Makja : Je joue ce titre qui résonne parfois dans des endroits particuliers. J’ai souvenir d’une grand-mère assise au premier rang dans une maison Landaise qui représentait toute sa vie, elle y a vu naitre et mourir une partie de sa famille. Nous avons fini notre set par « A Nos Absents », elle a levé les yeux au ciel, s’est mise debout et nous a dit « Ils vous remercient » puis se rassoit. Ce concert était inclus dans une tournée acoustique que nous faisions chez l’habitant et les chansons rebondissent différemment que dans une salle.
Diego : D’ailleurs cela est une force de jouer en trio-acoustique près du public ?

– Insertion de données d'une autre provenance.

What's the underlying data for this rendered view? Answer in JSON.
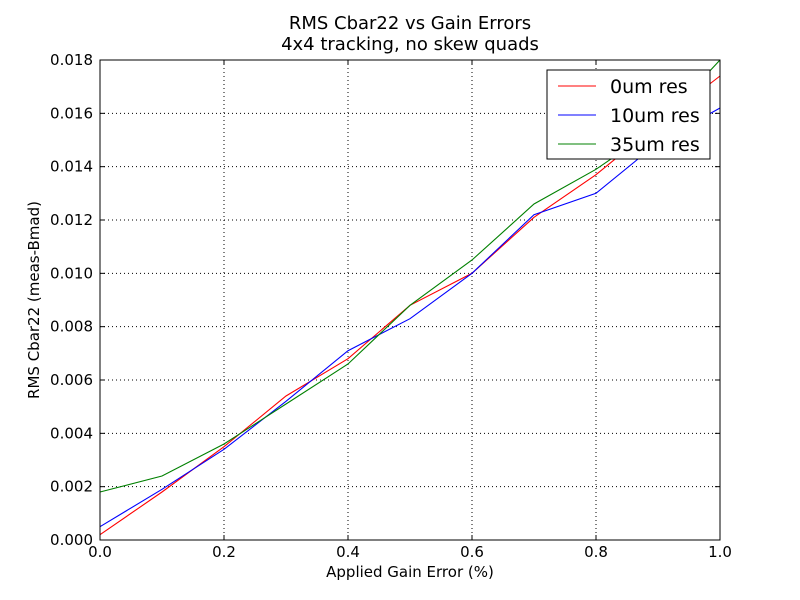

Makja : Après le confinement, nous avons signé chez un diffuseur Parisien pour une création plus produite. Le souci étant que le spectacle ne se vendait pas car il était trop cher. On a adapté le répertoire en version trio-acoustique pour le jouer dans une version épurée chez l’habitant, dans les jardins, en maison d’arrêt, en hôpital et dans l’espace public. Je suis accompagné de Maïe-Tiaré Coignard au violoncelle et de Raphaël Raymond à la guitare.
Diego : J’ai entendu dire que tu étais un chanteur-fédérateur ?
Makja : C’est un compliment mais je ne maitrise pas les avis des gens. Je gère le spectacle vivant et les albums mais toutes les bouches ne disent pas toujours des gentillesses. Un public est diversifié, certains spectateurs viennent pour le texte, d’autres pour la musique ou pour le « game » parce qu’il va se passer quelque chose. J’ai envie d’un public métissé, diversifié et ouvert.
Diego : Tu avais des mots magiques dans ta jeunesse comme « bonjour, merci et au revoir ». Quels sont tes mots magiques pour les années actuelles ?
Makja : Envie, désir, action, humilité. Tu sèmes et la nature fait grandir certaines graines, même si tu as le dos tourné. Faisons et nous verrons bien !
Diego : As-tu un rituel avant de monter sur scène ?
Makja : Une bise avec mes comparses, « bon concert ». Mes deux compagnons sont de très bons musiciens mais surtout des humains adaptables. Lorsque nous jouons chez l’habitant, ce sont des sollicitations différentes à chaque fois et pas mal de rigolades. Nous nous chambrons, restons concentrés et profitons d’être vivants !
Diego : Pour finir, quels sont tes meilleurs concerts vécus en tant que spectateur ?
Makja : Je vois peu de concerts mais Carmen Maria Vega est une chanteuse française qui serait un mix de Tina Turner et Freddie Mercury ! Je l’ai vue au Mans en 2017 au pop festival avec Kim Giani et Maria représente la puissance, la classe, la folie d’une artiste talentueuse. Dans le même style, Melissmell pour son oeuvre ou Quintana Dead Blues Expérience pour sa passion. Piero joue seul et va au bout des choses. Il a une humilité saine et je suis impatient de le voir en duo avec un batteur.
Diego : Il se remet en question après chaque concert !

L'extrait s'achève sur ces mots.